Vocation : homélie du Fr. Hubert Le Bouquain
Isaïe 6, 1-8, 1Co 15, 1-11, Lc 5, 1-11. « Désormais ce sont des hommes que tu prendras » : c’est une drôle de manière de parler ! La mission […]

Isaïe 6, 1-8, 1Co 15, 1-11, Lc 5, 1-11.

« Désormais ce sont des hommes que tu prendras » : c’est une drôle de manière de parler ! La mission de Pierre et des apôtres serait-elle une partie de pêche pour prendre le plus de gens possible dans les filets de l’Evangile et les ramener dans la barque de l’Église ?

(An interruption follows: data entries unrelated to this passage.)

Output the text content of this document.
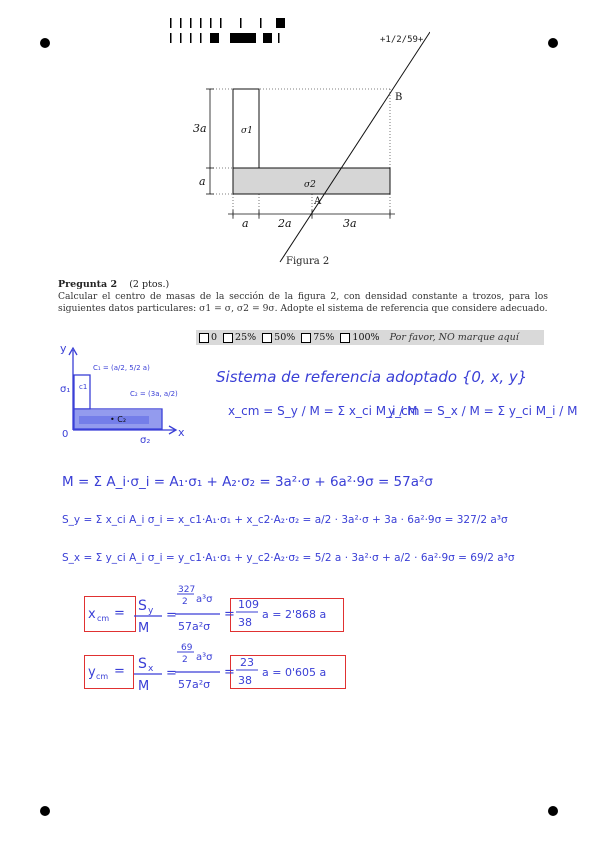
+1/2/59+
3a
a
a	2a	3a
σ1
σ2
A
B
Figura 2
Pregunta 2 (2 ptos.)
Calcular el centro de masas de la sección de la figura 2, con densidad constante a trozos, para los siguientes datos particulares: σ1 = σ, σ2 = 9σ. Adopte el sistema de referencia que considere adecuado.
0 25% 50% 75% 100% Por favor, NO marque aquí
y
x
0
c1
C₁ = (a/2, 5/2 a)
C₂ = (3a, a/2)
• C₂
σ₁
σ₂
Sistema de referencia adoptado {0, x, y}
x_cm = S_y / M = Σ x_ci M_i / M
y_cm = S_x / M = Σ y_ci M_i / M
M = Σ A_i·σ_i = A₁·σ₁ + A₂·σ₂ = 3a²·σ + 6a²·9σ = 57a²σ
S_y = Σ x_ci A_i σ_i = x_c1·A₁·σ₁ + x_c2·A₂·σ₂ = a/2 · 3a²·σ + 3a · 6a²·9σ = 327/2 a³σ
S_x = Σ y_ci A_i σ_i = y_c1·A₁·σ₁ + y_c2·A₂·σ₂ = 5/2 a · 3a²·σ + a/2 · 6a²·9σ = 69/2 a³σ
x cm = S y
M
=
327
2 a³σ
57a²σ
=
109
38
a = 2'868 a
y cm = S x
M
=
69
2 a³σ
57a²σ
=
23
38
a = 0'605 a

A moins qu’il ne faille entendre cette expression comme ceci : ils seront pris par la Parole de Dieu que tu leur diras, comme on dit « ça vous prend aux tripes », comme on est emporté par une émotion, par une passion, par un amour, comme on est épris, comme dans un rapt…
Justement Pierre et ses compagnons, comme le prophète Isaïe, ont été pris par le Seigneur. Leur vie désormais va être, prise, embarquée dans une aventure qui les mènera au-delà de ce qu’ils avaient pu imaginer.
Ils sont pris sans qu’ils semblent pouvoir résister. Pierre laisse ses filets et se met à suivre Jésus avec ses compagnons. Ils sont pris alors qu’ils ont une vie, une occupation professionnelle qui les accaparent, alors qu’ils sont établis dans la vie, qu’ils ne demandent rien d’autres que de continuer ce qu’ils font. Ils ne sont pas en train de faire une retraite de discernement pour savoir ce qu’ils doivent faire de leur existence. La liberté souveraine de Dieu les prend là où ils sont, qui ne leur pose pas de questions sur leur disponibilité.
Et d’ailleurs Pierre, au départ, ne semble pas particulièrement s’intéresser à Jésus et à ce qu’il raconte à côté de lui, ni à la foule qui se presse autour de Jésus pour l’écouter. Il a autre chose à faire. S’il est pris, c’est par son travail : laver ses filets de pêche. C’est Jésus qui vient à lui et commence par lui demander un petit service : utiliser sa barque pour être plus à l’aise et pouvoir parler à la foule assemblée au bord du lac, alors que lui est assis dans la barque à quelques mètres. On sait bien que l’eau porte la voix. Et Pierre commence par accepter ce petit service, et cela va l’entraîner de fil en aiguille à changer complètement l’orientation de sa vie.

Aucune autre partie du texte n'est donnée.